Сама по себе сторожка не представляла ничего привлекательного, заманчивого: это был самый обыкновенный сруб в три окна, с крылечком, без всяких украшений. Не было даже обыкновенных в русских избах коньков над крышей или какой-нибудь мазни на ставнях. Впрочем, и ставень-то в сторожке не было. Стояла себе сторожка одна-одинешенька, как сирота, и, как сирота, выглядела печально и подслеповато.

Но эту сторожку любил полесовщик Никанор, и ни за что бы не решился променять ее не только на хорошую, красивую избу в селе, но даже и на каменные палаты в Москве.

Вот он и сам вышел из сторожки. На нем суконный, смурый кафтан с кушаком, на голове шапка-зимогорка, на ногах смазные сапоги, в руках старое ружье. Идет он походкой медленной, ровной, точно прислушивается ко всему, приглядывается – это привычка к лесной жизни, привычка быть осторожным. Ему хорошо известно: в лесу жить – по волчьи выть. Никанору на вид лет за пятьдесят, но он еще бодр и здоров. Большая седая борода окаймляла его довольно еще свежее лицо и покоилась на широкой груди, на которой, как говорится, хоть рожь молоти. Вообще Никанор был из тех, о которых в народе говорят «это старого леса кочерга».

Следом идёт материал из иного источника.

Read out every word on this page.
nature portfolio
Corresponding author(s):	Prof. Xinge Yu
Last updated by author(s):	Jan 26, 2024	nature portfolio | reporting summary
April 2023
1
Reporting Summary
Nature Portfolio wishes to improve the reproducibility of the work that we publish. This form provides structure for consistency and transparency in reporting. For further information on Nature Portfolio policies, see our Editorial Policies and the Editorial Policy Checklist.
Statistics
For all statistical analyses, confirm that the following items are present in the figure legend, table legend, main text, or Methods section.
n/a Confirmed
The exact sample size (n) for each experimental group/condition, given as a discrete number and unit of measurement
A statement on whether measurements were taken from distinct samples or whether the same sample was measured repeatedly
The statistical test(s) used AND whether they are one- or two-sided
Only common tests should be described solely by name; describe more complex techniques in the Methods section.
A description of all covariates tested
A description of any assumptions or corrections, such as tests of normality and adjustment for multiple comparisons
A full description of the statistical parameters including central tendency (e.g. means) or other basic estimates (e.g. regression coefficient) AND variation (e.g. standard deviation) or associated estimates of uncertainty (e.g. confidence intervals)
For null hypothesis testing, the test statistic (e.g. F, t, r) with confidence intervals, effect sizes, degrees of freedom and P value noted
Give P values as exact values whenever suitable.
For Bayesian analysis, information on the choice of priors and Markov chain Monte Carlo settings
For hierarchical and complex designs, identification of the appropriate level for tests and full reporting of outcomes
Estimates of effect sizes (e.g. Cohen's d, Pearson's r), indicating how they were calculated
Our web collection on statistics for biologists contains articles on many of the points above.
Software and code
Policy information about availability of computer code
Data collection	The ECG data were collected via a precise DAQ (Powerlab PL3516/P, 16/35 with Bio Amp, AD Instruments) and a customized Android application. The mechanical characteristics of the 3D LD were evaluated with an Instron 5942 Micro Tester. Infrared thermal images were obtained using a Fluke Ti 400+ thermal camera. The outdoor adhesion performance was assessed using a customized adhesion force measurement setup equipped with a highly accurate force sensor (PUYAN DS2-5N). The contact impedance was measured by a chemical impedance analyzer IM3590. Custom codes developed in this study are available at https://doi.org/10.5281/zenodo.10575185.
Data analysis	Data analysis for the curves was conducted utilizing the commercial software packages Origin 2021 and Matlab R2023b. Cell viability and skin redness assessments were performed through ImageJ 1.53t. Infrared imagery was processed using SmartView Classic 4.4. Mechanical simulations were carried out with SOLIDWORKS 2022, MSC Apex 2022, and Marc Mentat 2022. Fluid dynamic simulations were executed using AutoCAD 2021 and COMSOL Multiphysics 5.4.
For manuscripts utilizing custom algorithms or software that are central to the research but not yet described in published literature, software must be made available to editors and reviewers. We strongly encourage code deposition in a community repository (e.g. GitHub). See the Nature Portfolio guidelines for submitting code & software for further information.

Невзирая на свою наружную суровость, Никанор был добр и незлобен чрезвычайно. Глядя на этого человека, никто бы не поверил, что он в полном смысле слова и мухи не обидит. Он и точно никогда никого не обижал: не обижал тогда, когда был дворовым, не обижал и тогда, когда сделался полесовщиком – настоящим человеком леса, угрюмым на вид и даже с ружьем в руках. Все крестьяне сельца Троицкого любили его за это, не заглядывали с недоброй мыслью в лес, и поэтому он у него находился в образцовом порядке. Была довольна Никанором даже сама грозная Салтычиха, которая, как говорится, и на солнце видела черные пятна. Ружье с собой Никанор носил только для «прилику», для страху: он из него почти никогда не стрелял.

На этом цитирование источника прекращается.